As demographics and benefits changed, the Social Security tax climbed from a modest 2 percent in 1937 to a peak of 12.4 percent. The current 2 percent rebate, which brings the tax to 10.4 percent, is scheduled to expire at the end of the current calendar year. Even at a 12.4 percent tax rate, Social Security won’t be able to fund its obligations without significant intervention. Changes might include higher taxes — which would further drag down economic growth and job creation — or cutting benefits, which makes the whole thing increasingly unattractive for younger workers.

Defined-contribution retirement funds, such as 401(k) accounts and IRAs, are more likely to give their owners a positive return.
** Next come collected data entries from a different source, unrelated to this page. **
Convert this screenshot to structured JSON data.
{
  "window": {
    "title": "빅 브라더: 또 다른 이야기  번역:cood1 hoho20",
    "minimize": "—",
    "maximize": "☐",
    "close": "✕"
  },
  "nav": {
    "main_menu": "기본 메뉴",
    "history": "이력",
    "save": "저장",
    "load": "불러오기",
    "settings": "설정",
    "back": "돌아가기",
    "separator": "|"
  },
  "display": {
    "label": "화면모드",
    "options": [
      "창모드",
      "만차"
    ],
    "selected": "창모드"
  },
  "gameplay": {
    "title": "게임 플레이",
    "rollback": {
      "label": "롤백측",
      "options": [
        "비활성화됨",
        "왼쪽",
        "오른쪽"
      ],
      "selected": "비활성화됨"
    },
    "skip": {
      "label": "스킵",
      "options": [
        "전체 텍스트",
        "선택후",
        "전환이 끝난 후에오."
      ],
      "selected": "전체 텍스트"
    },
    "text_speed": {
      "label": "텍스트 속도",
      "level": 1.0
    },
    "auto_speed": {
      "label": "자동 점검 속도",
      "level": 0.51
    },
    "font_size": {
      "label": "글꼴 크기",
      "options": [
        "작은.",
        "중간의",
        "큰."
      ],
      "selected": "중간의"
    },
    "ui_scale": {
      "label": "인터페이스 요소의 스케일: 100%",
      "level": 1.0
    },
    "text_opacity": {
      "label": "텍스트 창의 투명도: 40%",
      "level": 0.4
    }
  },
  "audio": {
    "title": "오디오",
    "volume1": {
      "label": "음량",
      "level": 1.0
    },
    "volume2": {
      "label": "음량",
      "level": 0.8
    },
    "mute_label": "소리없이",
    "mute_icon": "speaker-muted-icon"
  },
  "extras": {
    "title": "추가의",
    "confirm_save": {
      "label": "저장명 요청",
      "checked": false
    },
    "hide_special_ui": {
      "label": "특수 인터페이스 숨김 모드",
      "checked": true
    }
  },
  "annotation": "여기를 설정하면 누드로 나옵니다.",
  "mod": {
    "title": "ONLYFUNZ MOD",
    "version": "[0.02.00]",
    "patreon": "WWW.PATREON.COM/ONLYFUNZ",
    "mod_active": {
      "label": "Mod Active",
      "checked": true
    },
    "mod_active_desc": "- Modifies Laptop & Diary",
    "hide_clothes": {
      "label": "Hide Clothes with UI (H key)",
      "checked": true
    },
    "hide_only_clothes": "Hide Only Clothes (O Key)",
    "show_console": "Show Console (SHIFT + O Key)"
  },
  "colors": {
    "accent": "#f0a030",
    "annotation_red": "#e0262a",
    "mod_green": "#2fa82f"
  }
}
They dropped 31 percent in the 2008 market crash but recovered their value by the first quarter of 2012, according to the Urban Institute. The performance of defined-benefit plans — that is, pensions — was far worse, losing 37 percent of value in 2008 and still down 15 percent from 2007.

Social Security is broken. To float the system, it robs from the young and redistributes wealth to the old, who are already the wealthiest segment of society. It’s time to restore some generational equity. That includes giving greater freedom over retirement and savings decisions to workers, instead of saddling them with government control and ever-increasing taxes.

Nita Ghei is a contributing Opinion writer for The Washington Times.